Polygenic score modifies risk for Alzheimer's disease in APOE ε4 homozygotes at phenotypic extremes

Alzheimers Dement (Amst). 2021 Aug 5;13(1):e12226. doi: 10.1002/dad2.12226. eCollection 2021.


Introduction: Diversity in cognition among apolipoprotein E (APOE) ε4 homozygotes can range from early-onset Alzheimer's disease (AD) to a lifetime with no symptoms.

Methods: We evaluated a phenotypic extreme polygenic risk score (PRS) for AD between cognitively healthy APOE ε4 homozygotes aged ≥75 years (n = 213) and early-onset APOE ε4 homozygote AD cases aged ≤65 years (n = 223) as an explanation for this diversity.

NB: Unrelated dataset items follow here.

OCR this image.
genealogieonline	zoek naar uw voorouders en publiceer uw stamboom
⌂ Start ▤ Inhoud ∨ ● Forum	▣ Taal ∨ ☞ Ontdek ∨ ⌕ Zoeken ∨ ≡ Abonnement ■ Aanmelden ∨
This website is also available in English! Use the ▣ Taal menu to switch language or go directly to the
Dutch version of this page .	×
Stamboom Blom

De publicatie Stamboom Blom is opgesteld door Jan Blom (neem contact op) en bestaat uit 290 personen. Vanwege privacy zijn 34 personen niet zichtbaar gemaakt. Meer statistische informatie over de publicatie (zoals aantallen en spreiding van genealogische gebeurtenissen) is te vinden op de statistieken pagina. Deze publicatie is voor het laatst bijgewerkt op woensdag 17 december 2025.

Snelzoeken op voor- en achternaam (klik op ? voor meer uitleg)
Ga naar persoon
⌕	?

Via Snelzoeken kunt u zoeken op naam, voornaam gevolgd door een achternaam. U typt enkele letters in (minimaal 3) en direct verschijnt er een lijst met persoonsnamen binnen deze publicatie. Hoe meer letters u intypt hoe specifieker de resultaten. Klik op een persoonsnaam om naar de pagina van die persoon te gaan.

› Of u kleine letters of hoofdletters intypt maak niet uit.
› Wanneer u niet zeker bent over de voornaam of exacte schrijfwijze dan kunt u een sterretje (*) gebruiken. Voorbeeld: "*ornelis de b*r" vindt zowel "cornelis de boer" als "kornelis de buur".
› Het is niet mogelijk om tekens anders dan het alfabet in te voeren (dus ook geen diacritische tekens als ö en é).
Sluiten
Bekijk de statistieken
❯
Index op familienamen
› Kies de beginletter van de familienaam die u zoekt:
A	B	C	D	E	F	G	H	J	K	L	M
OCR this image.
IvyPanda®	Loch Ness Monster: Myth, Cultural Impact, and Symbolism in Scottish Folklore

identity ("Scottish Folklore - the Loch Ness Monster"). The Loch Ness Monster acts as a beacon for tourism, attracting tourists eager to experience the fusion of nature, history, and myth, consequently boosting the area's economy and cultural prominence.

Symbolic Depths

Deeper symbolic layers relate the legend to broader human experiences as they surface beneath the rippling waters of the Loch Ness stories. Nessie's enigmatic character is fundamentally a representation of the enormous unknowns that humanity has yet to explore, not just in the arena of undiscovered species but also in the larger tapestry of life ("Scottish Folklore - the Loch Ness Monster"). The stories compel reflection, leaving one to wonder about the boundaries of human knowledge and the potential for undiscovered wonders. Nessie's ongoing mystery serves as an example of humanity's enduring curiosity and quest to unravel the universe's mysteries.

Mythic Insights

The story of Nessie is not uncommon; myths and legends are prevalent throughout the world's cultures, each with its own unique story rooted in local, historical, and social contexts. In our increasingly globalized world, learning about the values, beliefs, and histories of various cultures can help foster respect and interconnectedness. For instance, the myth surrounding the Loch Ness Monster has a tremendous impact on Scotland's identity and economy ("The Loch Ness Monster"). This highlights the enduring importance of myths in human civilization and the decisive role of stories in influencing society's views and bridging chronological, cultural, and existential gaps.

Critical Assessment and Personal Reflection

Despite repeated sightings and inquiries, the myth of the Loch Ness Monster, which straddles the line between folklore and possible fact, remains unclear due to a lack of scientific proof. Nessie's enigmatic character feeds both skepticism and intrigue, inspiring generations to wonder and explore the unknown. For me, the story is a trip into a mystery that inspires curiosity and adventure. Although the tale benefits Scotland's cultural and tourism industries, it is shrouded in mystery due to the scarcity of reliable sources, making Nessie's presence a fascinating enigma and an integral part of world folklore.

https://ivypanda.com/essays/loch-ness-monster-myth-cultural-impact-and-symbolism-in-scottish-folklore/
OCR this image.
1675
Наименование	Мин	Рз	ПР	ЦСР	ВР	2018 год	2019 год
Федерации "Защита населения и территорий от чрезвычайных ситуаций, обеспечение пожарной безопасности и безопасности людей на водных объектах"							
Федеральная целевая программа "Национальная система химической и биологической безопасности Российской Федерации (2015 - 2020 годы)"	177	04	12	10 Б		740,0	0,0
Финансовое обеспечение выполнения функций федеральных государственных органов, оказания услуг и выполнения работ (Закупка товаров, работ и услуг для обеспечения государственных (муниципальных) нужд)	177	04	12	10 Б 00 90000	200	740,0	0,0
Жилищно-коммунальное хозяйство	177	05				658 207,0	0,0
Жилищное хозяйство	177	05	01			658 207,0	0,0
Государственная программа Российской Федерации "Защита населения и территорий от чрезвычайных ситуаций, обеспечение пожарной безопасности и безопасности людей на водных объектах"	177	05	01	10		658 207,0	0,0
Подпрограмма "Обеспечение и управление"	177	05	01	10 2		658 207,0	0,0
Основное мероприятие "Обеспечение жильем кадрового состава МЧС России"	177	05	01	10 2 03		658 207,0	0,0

Results: The PRS for AD was significantly higher in APOE ε4 homozygote AD cases compared to older cognitively healthy APOE ε4/ε4 controls (odds ratio [OR] 8.39; confidence interval [CI] 2.0-35.2; P = .003). The difference in the same PRS between APOE ε3/ε3 extremes was not as significant (OR 3.13; CI 0.98-9.92; P = .053) despite similar numbers and power. There was no statistical difference in an educational attainment PRS between these age extreme case-controls.

Discussion: A PRS for AD contributes to modified cognitive expression of the APOE ε4/ε4 genotype at phenotypic extremes of risk.

Keywords: Alzheimer's disease; Alzheimer's disease dementia; apolipoprotein E; dementia resilience; genetic modifiers; polygenic risk score.